A junior in high school. This was the best time of my school career. I had a set, a circle of friends I hung out with and went over to their house in the evening and on weekends. I drove a Volkswagen “Bug” that during the day looked red, but under street lamps at night appeared orange. I was always losing it in the mall parking lot. My friend Jane and I drove everywhere. We’d spent a summer at a Young Life youth camp in Pittsburgh and met other kids like us, only a year older. We’d drive up to Canton or Mount Vernon or wherever to visit them.
Youth group was a huge part of my life. One night a group of friends spontaneously baptized me in a culvert creek that dribbled behind the house. It was nothing for me to run miles or bike to another state—for fun.
Eleventh grade was uncomplicated. I wasn’t worried about college or thinking ahead to graduation. I was part of the Quill Club—quill, as in writing implement. We were a motley group.
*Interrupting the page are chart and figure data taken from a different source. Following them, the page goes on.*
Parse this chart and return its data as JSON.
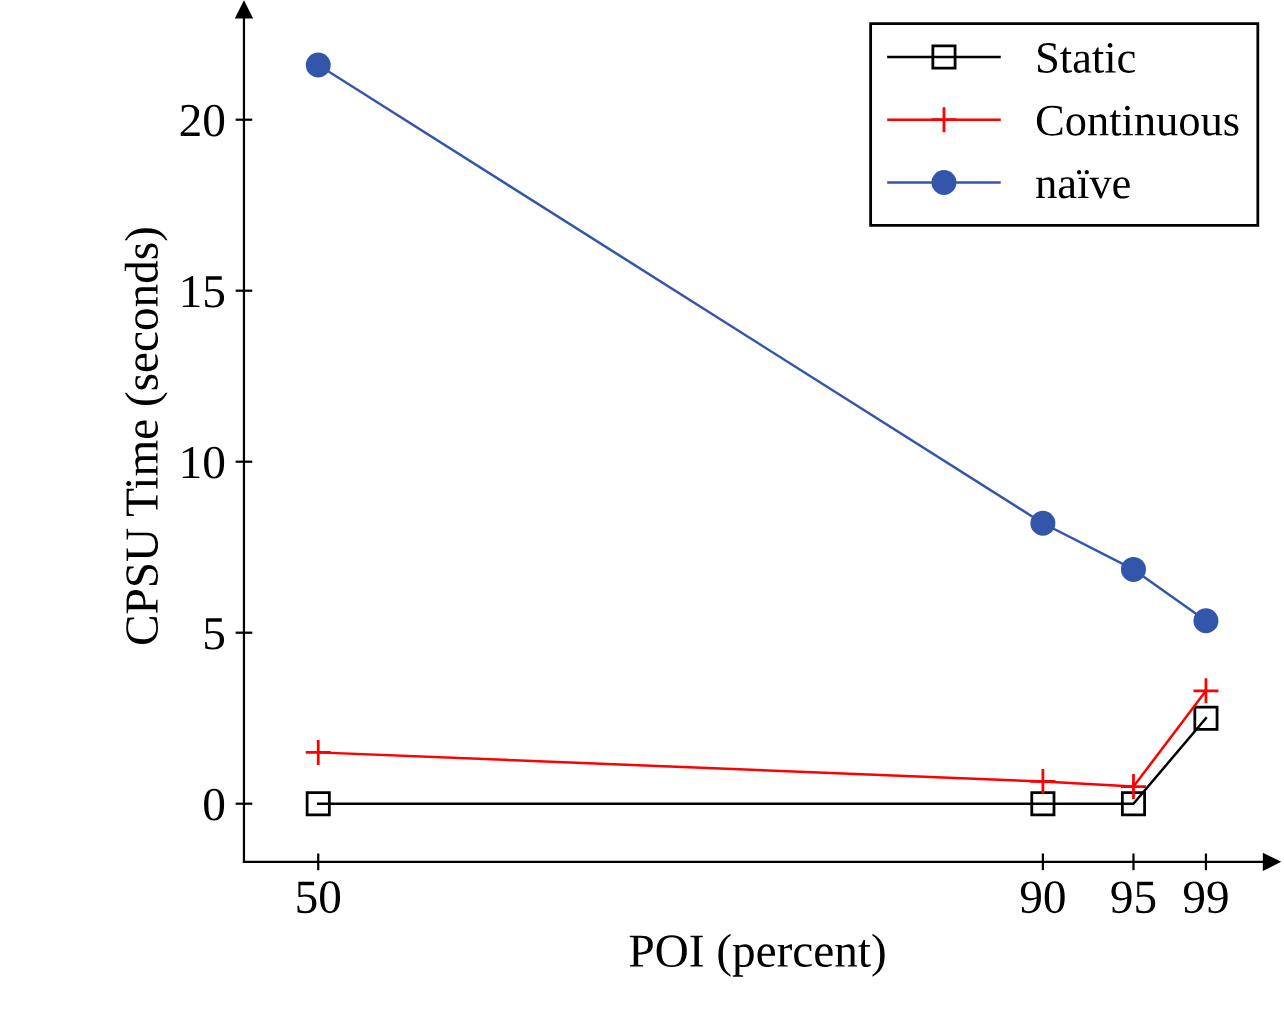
{
  "chart_data": {
    "type": "line",
    "xlabel": "POI (percent)",
    "ylabel": "CPSU Time (seconds)",
    "x": [
      50,
      90,
      95,
      99
    ],
    "series": [
      {
        "name": "Static",
        "color": "#000000",
        "marker": "square",
        "values": [
          0,
          0,
          0,
          2.5
        ]
      },
      {
        "name": "Continuous",
        "color": "#ff0000",
        "marker": "cross",
        "values": [
          1.5,
          0.65,
          0.5,
          3.3
        ]
      },
      {
        "name": "naïve",
        "color": "#3355aa",
        "marker": "circle",
        "values": [
          21.6,
          8.2,
          6.85,
          5.35
        ]
      }
    ],
    "xlim": [
      45.9,
      102.6
    ],
    "xticks": [
      50,
      90,
      95,
      99
    ],
    "ylim": [
      -1.7,
      23.2
    ],
    "yticks": [
      0,
      5,
      10,
      15,
      20
    ],
    "grid": false,
    "legend": "top right",
    "line_style": "solid"
  }
}
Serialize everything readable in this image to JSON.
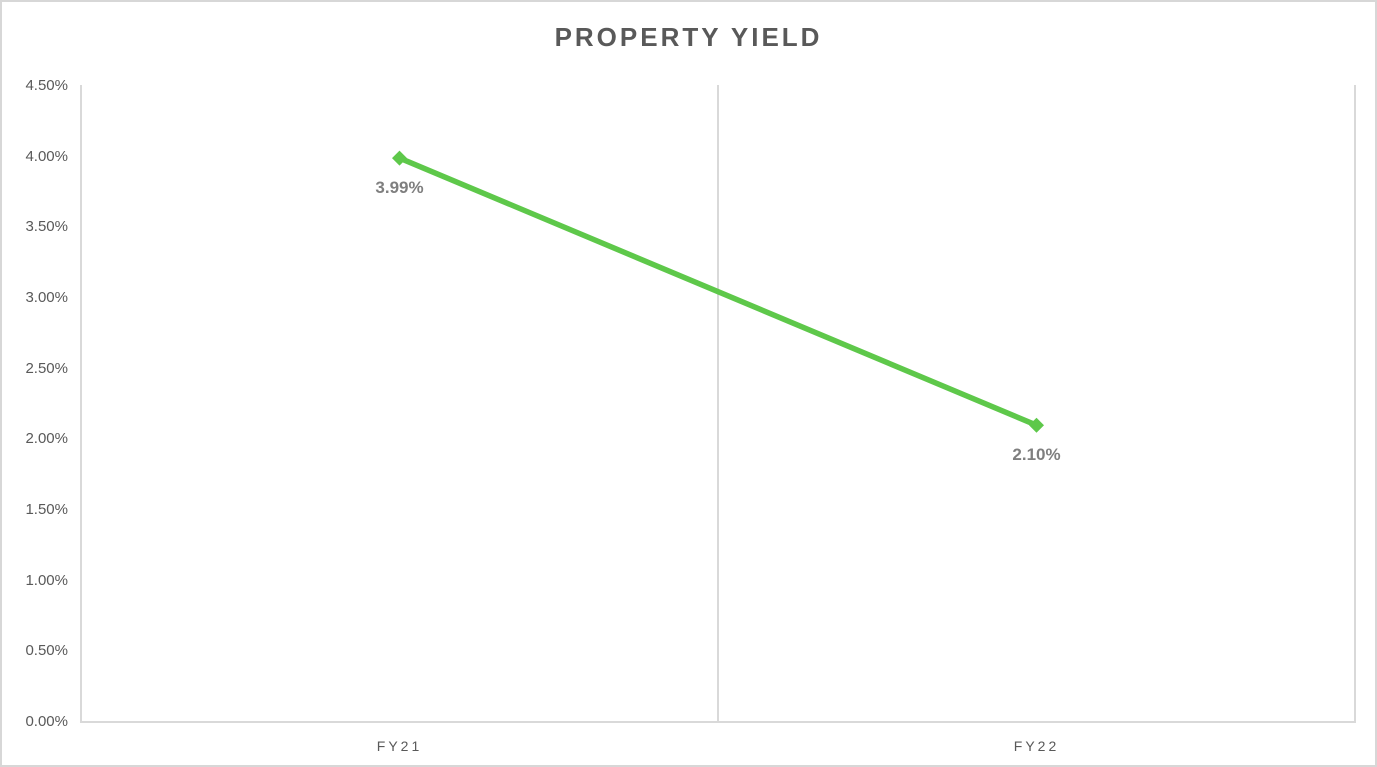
{
  "chart_data": {
    "type": "line",
    "title": "PROPERTY YIELD",
    "categories": [
      "FY21",
      "FY22"
    ],
    "series": [
      {
        "values": [
          3.99,
          2.1
        ],
        "data_labels": [
          "3.99%",
          "2.10%"
        ]
      }
    ],
    "xlabel": "",
    "ylabel": "",
    "ylim": [
      0,
      4.5
    ],
    "y_tick_step": 0.5,
    "y_tick_labels": [
      "0.00%",
      "0.50%",
      "1.00%",
      "1.50%",
      "2.00%",
      "2.50%",
      "3.00%",
      "3.50%",
      "4.00%",
      "4.50%"
    ],
    "grid": "vertical category-boundary gridlines only, no horizontal gridlines",
    "legend": "none",
    "marker_style": "diamond",
    "colors": {
      "line": "#5ec84a",
      "marker": "#5ec84a",
      "title_text": "#595959",
      "axis_text": "#595959",
      "data_label_text": "#7f7f7f",
      "axis_line": "#d9d9d9",
      "gridline": "#d9d9d9",
      "frame_border": "#d7d7d7",
      "background": "#ffffff"
    }
  }
}
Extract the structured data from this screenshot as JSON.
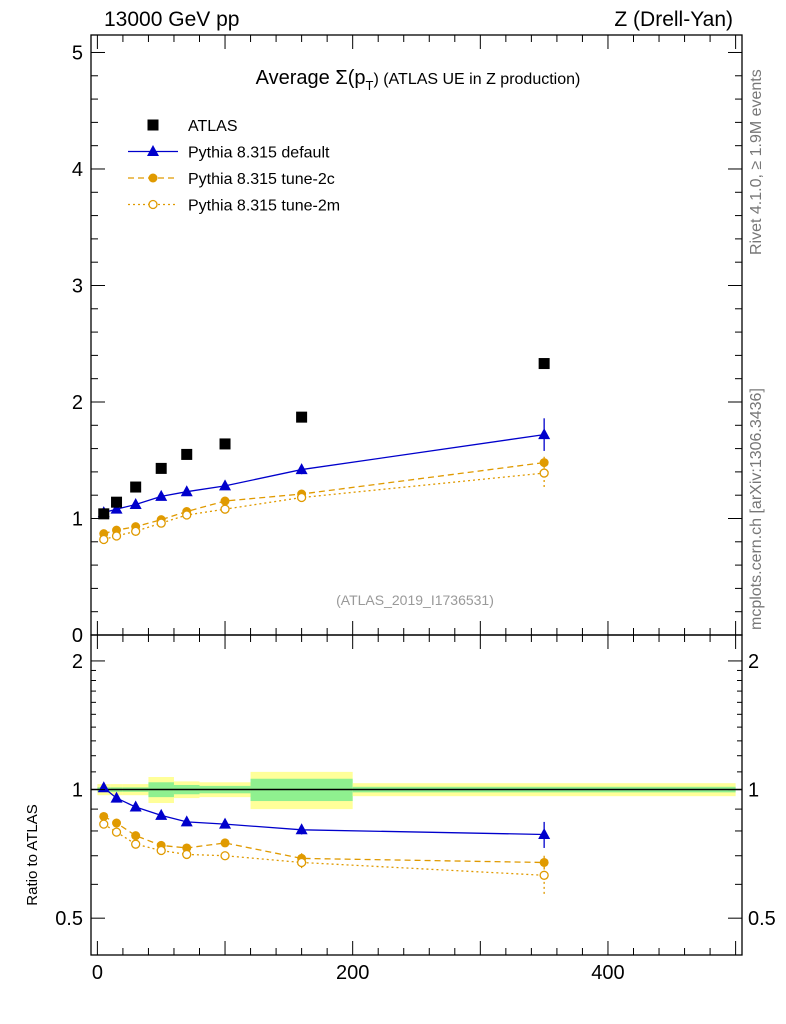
{
  "header": {
    "left": "13000 GeV pp",
    "right": "Z (Drell-Yan)"
  },
  "side_labels": {
    "rivet": "Rivet 4.1.0, ≥ 1.9M events",
    "mcplots": "mcplots.cern.ch [arXiv:1306.3436]"
  },
  "chart_data": [
    {
      "type": "scatter",
      "panel": "main",
      "title": "Average Σ(p_T) (ATLAS UE in Z production)",
      "title_prefix": "Average ",
      "title_sigma": "Σ(p",
      "title_sub": "T",
      "title_suffix": ") (ATLAS UE in Z production)",
      "watermark": "(ATLAS_2019_I1736531)",
      "xlim": [
        -5,
        505
      ],
      "ylim": [
        0,
        5.15
      ],
      "y_ticks": [
        0,
        1,
        2,
        3,
        4,
        5
      ],
      "y_tick_labels": [
        "0",
        "1",
        "2",
        "3",
        "4",
        "5"
      ],
      "x": [
        5,
        15,
        30,
        50,
        70,
        100,
        160,
        350
      ],
      "series": [
        {
          "name": "ATLAS",
          "style": "data",
          "color": "#000000",
          "values": [
            1.04,
            1.14,
            1.27,
            1.43,
            1.55,
            1.64,
            1.87,
            2.33
          ]
        },
        {
          "name": "Pythia 8.315 default",
          "style": "triangle",
          "color": "#0000cc",
          "values": [
            1.05,
            1.08,
            1.12,
            1.19,
            1.23,
            1.28,
            1.42,
            1.72
          ],
          "err": [
            0.01,
            0.01,
            0.01,
            0.01,
            0.01,
            0.015,
            0.04,
            0.14
          ]
        },
        {
          "name": "Pythia 8.315 tune-2c",
          "style": "dashed",
          "color": "#e09a00",
          "values": [
            0.87,
            0.9,
            0.93,
            0.99,
            1.06,
            1.15,
            1.21,
            1.48
          ],
          "err": [
            0.01,
            0.01,
            0.01,
            0.01,
            0.01,
            0.015,
            0.03,
            0.05
          ]
        },
        {
          "name": "Pythia 8.315 tune-2m",
          "style": "dotted",
          "color": "#e09a00",
          "values": [
            0.82,
            0.85,
            0.89,
            0.96,
            1.03,
            1.08,
            1.18,
            1.39
          ],
          "err": [
            0.01,
            0.01,
            0.01,
            0.01,
            0.01,
            0.015,
            0.03,
            0.12
          ]
        }
      ]
    },
    {
      "type": "scatter",
      "panel": "ratio",
      "ylabel": "Ratio to ATLAS",
      "y_scale": "log",
      "xlim": [
        -5,
        505
      ],
      "ylim": [
        0.41,
        2.3
      ],
      "y_ticks": [
        0.5,
        1,
        2
      ],
      "y_tick_labels": [
        "0.5",
        "1",
        "2"
      ],
      "x_ticks": [
        0,
        200,
        400
      ],
      "x_tick_labels": [
        "0",
        "200",
        "400"
      ],
      "bands": {
        "edges": [
          0,
          10,
          20,
          40,
          60,
          80,
          120,
          200,
          500
        ],
        "stat_frac": [
          0.012,
          0.012,
          0.012,
          0.04,
          0.025,
          0.02,
          0.06,
          0.015
        ],
        "total_frac": [
          0.03,
          0.03,
          0.03,
          0.07,
          0.045,
          0.04,
          0.1,
          0.035
        ],
        "stat_color": "#8ff08f",
        "total_color": "#ffff99"
      },
      "x": [
        5,
        15,
        30,
        50,
        70,
        100,
        160,
        350
      ],
      "series": [
        {
          "name": "Pythia 8.315 default",
          "style": "triangle",
          "color": "#0000cc",
          "values": [
            1.01,
            0.955,
            0.91,
            0.87,
            0.84,
            0.83,
            0.805,
            0.785
          ],
          "err": [
            0.01,
            0.01,
            0.01,
            0.01,
            0.01,
            0.01,
            0.02,
            0.055
          ]
        },
        {
          "name": "Pythia 8.315 tune-2c",
          "style": "dashed",
          "color": "#e09a00",
          "values": [
            0.865,
            0.835,
            0.78,
            0.74,
            0.73,
            0.75,
            0.69,
            0.675
          ],
          "err": [
            0.01,
            0.01,
            0.01,
            0.01,
            0.01,
            0.01,
            0.02,
            0.025
          ]
        },
        {
          "name": "Pythia 8.315 tune-2m",
          "style": "dotted",
          "color": "#e09a00",
          "values": [
            0.83,
            0.795,
            0.745,
            0.72,
            0.705,
            0.7,
            0.675,
            0.63
          ],
          "err": [
            0.01,
            0.01,
            0.01,
            0.01,
            0.01,
            0.01,
            0.02,
            0.06
          ]
        }
      ]
    }
  ]
}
I remember a quiet kid who hung out in the smoking area reading aloud a science fiction story about fire ants. Linda leaned her head on my shoulder and listened as I read a story I’d written about a lonely waitress that worked at the Blue Star diner. It was full of sentimentality and tropes, somewhat Flannery O’Connor-esque, yet at the end Linda breathed out an “ahhh,” like the quiet hush after a symphony. I wanted to live forever in that feeling, that my words had evoked an emotion.